Filiado ao PL, o ex-presidente da Câmara Chico 2000 afirma ter um sentimento de tristeza com o prefeito e correligionário Abilio Brunini e frisa que, desde o começo, não tem uma relação nada cordial com o chefe do Palácio Alencastro. “Os momentos de cordialidade entre nós partiram de mim. O momento de hastear bandeira branca, esse hasteamento foi feito por mim”, frisa Chico, nesta quinta (4), quando reassumiu o mandato após mais de 120 dias de afastamento.
A denúncia, que originou a operação Perfídia, que tem Chico entre os alvos, foi feita por Abilio que era deputado federal. Chico nega veementemente às acusações e sustenta que apenas conduziu republicanamente a aprovação de um projeto amplamente debatido por 42 dias dentro da Câmara.
O ex-presidente avalia que a situação demonstra que não é bem quisto na base governista. Apesar disso, Chico diz que não fará oposição a Abilio, mas sim terá uma postura de independência, chancelando aquilo que for bom para Cuiabá.

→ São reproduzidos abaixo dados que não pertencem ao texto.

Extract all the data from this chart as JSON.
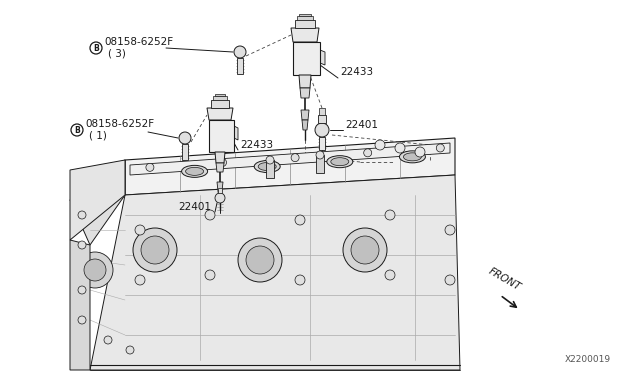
{
  "bg_color": "#ffffff",
  "lc": "#1a1a1a",
  "fig_width": 6.4,
  "fig_height": 3.72,
  "dpi": 100,
  "watermark": "X2200019",
  "front_label": "FRONT",
  "bolt_label": "08158-6252F",
  "bolt_qty_top": "( 3)",
  "bolt_qty_mid": "( 1)",
  "label_22433_top": "22433",
  "label_22433_mid": "22433",
  "label_22401_top": "22401",
  "label_22401_mid": "22401"
}
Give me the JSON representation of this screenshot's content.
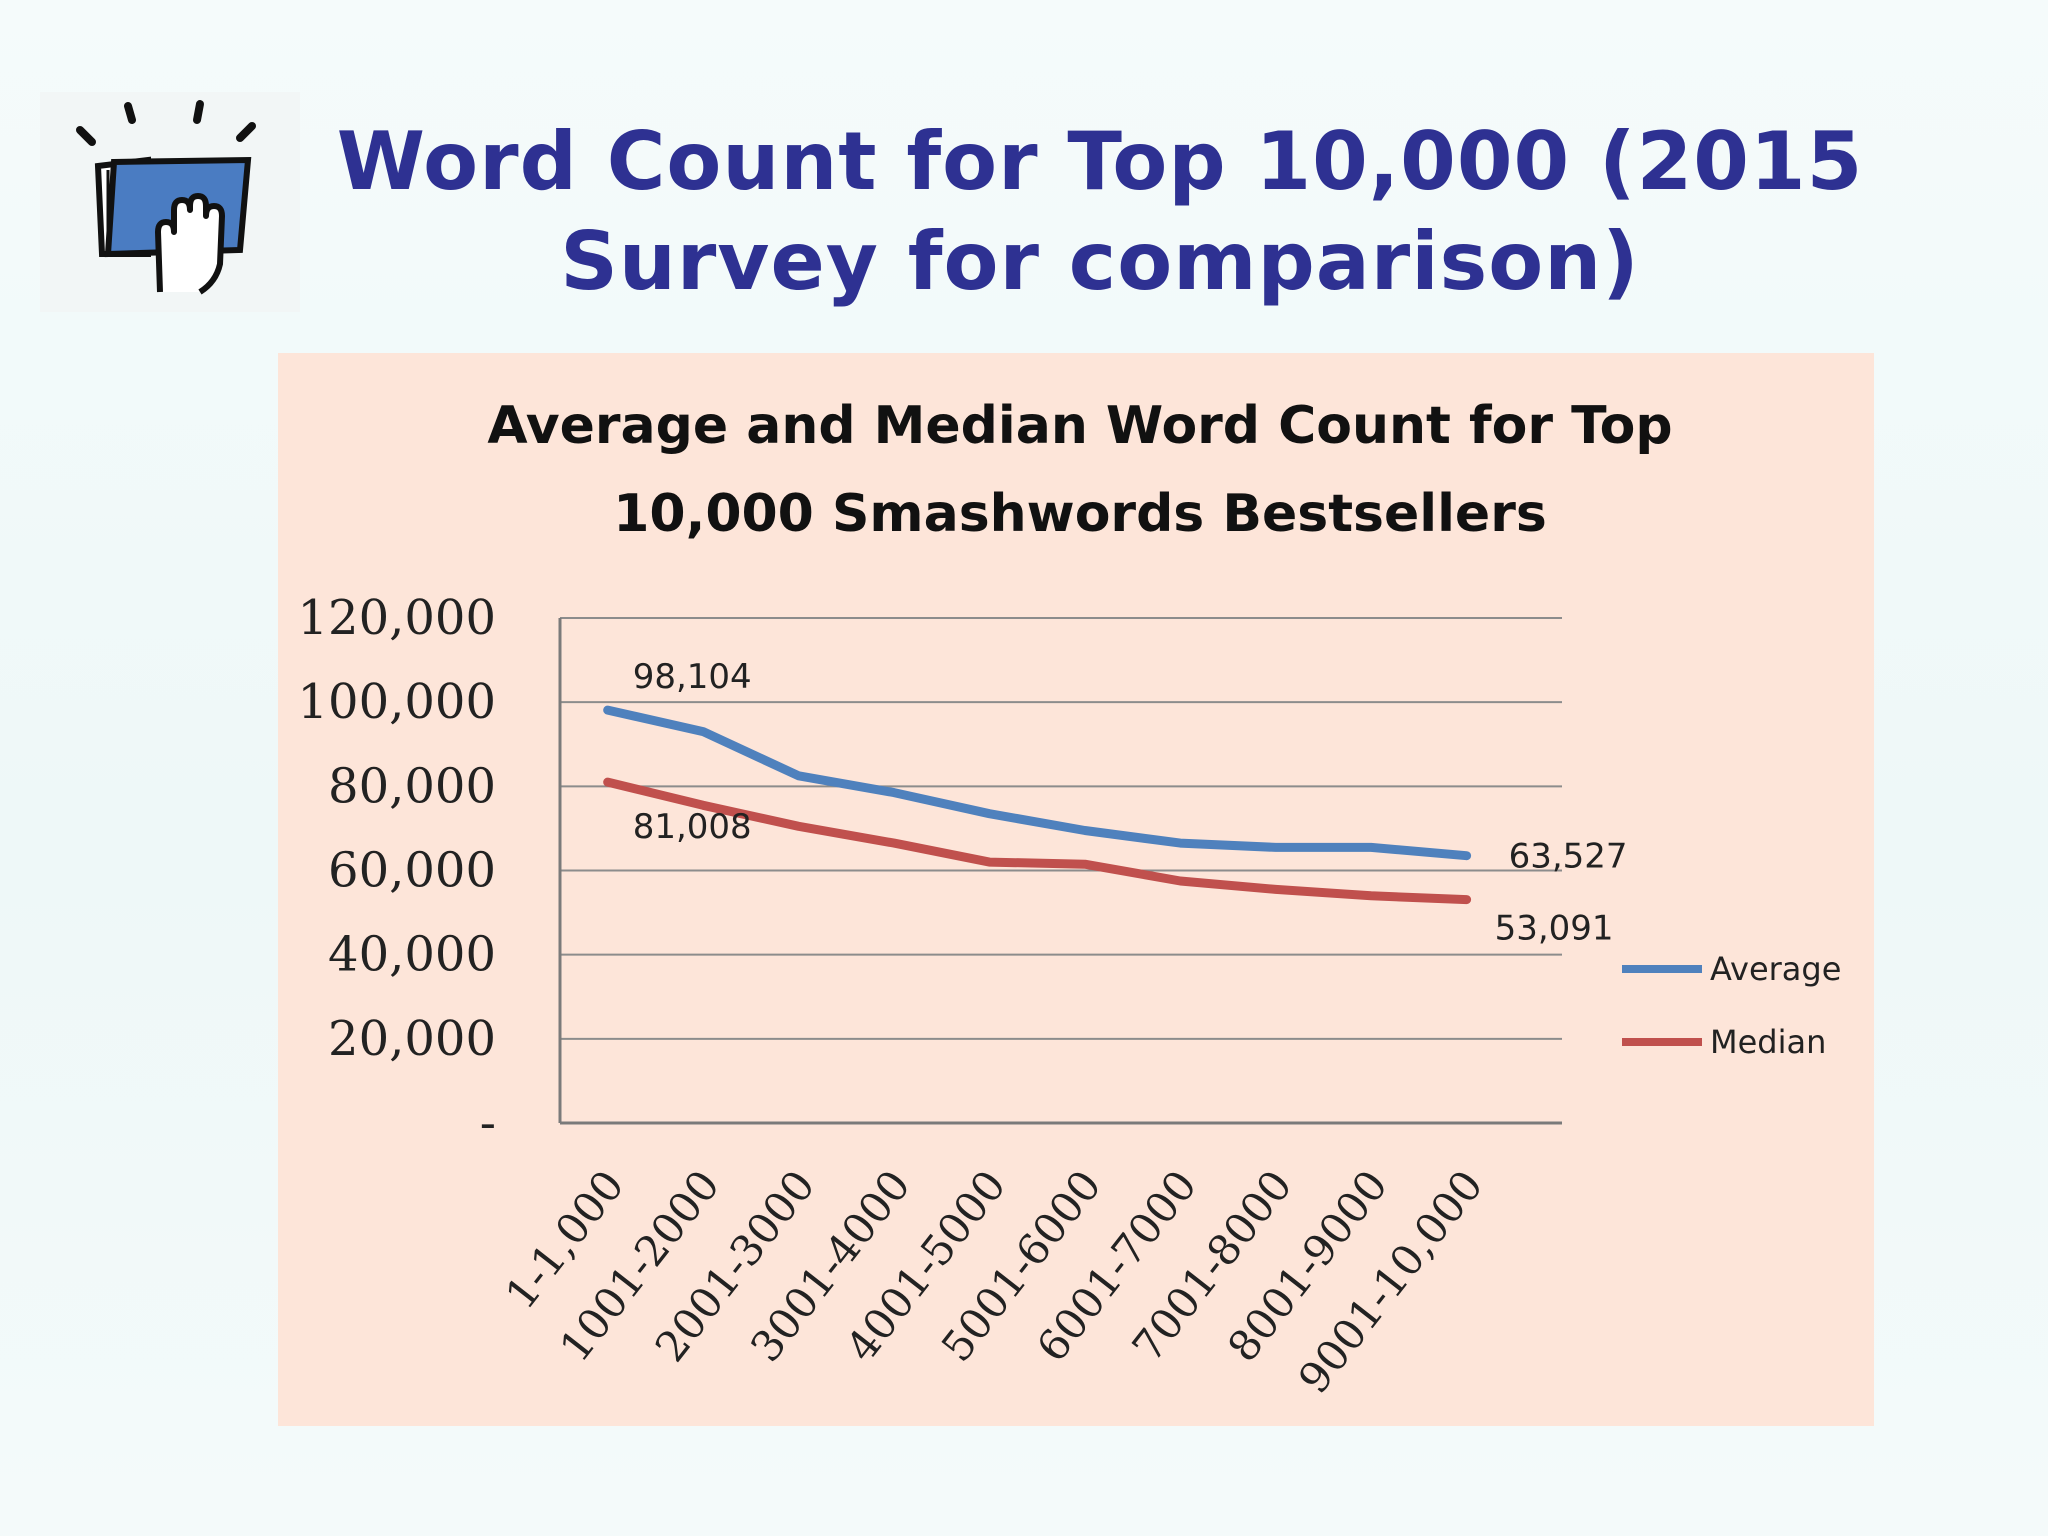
{
  "slide": {
    "title": "Word Count for Top 10,000 (2015 Survey for comparison)",
    "logo_icon": "hand-on-book-icon",
    "colors": {
      "title": "#2e3192",
      "panel": "#fde5d9",
      "average": "#4f81bd",
      "median": "#c0504d"
    }
  },
  "chart_data": {
    "type": "line",
    "title": "Average and Median Word Count for Top 10,000 Smashwords Bestsellers",
    "title_lines": [
      "Average and Median Word Count for Top",
      "10,000 Smashwords Bestsellers"
    ],
    "categories": [
      "1-1,000",
      "1001-2000",
      "2001-3000",
      "3001-4000",
      "4001-5000",
      "5001-6000",
      "6001-7000",
      "7001-8000",
      "8001-9000",
      "9001-10,000"
    ],
    "series": [
      {
        "name": "Average",
        "color": "#4f81bd",
        "values": [
          98104,
          93000,
          82500,
          78500,
          73500,
          69500,
          66500,
          65500,
          65500,
          63527
        ]
      },
      {
        "name": "Median",
        "color": "#c0504d",
        "values": [
          81008,
          75500,
          70500,
          66500,
          62000,
          61500,
          57500,
          55500,
          54000,
          53091
        ]
      }
    ],
    "data_labels": [
      {
        "series": "Average",
        "index": 0,
        "text": "98,104"
      },
      {
        "series": "Median",
        "index": 0,
        "text": "81,008"
      },
      {
        "series": "Average",
        "index": 9,
        "text": "63,527"
      },
      {
        "series": "Median",
        "index": 9,
        "text": "53,091"
      }
    ],
    "ylim": [
      0,
      120000
    ],
    "yticks": [
      0,
      20000,
      40000,
      60000,
      80000,
      100000,
      120000
    ],
    "ytick_labels": [
      "-",
      "20,000",
      "40,000",
      "60,000",
      "80,000",
      "100,000",
      "120,000"
    ],
    "xlabel": "",
    "ylabel": "",
    "grid": true,
    "legend": "right"
  }
}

“Eu nunca fui oposição. Eu sempre ajudei Cuiabá. Agora, é natural que eu vou analisar muito bem as mensagens do Executivo que vier para essa Casa. Se eu entender que são positivas, terá o meu voto. Mas, se eu entender que não são, terá o meu não”. E, depois completa: “Eu não vou defendê-lo. Mas, eu vou anuir tudo o que ele mandar para essa Casa que for positivo”. Nesta linha, ressalta que terá uma relação
Questionado sobre a permanência ou não no PL, Chico confirma que tem cartas de liberação dos diretórios de Cuiabá, de Mato Grosso e até Nacional. Apesar disso, assevera que não pretende, por ora, deixar a legenda. Mesmo vivendo relação conflituosa com alguns membros como o prefeito. “O momento da saída é meu. O momento da saída não é do PL”.
Afastamento e resiliência
Chico 2000, durante a coletiva, também falou sobre os dias em que permaneceu afastado do cargo. Ele diz que chorou algumas vezes. “Você passar por isso que eu passei e que ainda estou passando. Proibido, inclusive, de sair da comarca. Isso realmente é muito triste. Para um cara que tem cinco mandatos cumpridos. Tá cumprindo o sexto. E que nunca respondi nada nesta casa. Nesse sentido. Então isso me fez chorar, sim, algumas vezes”.
Deflagrada em 29 de abril, a operação apura uma denúncia sobre suposta cobrança e recebimento de R$ 250 mil a título de propina para articular a aprovação de um projeto que atenderia interesse da empresa responsável pelas obras do Contorno Leste. Além de Chico, Sargento Joelson também é alvo da investigação, tendo retomado hoje os trabalhos. Todos negam as acusações.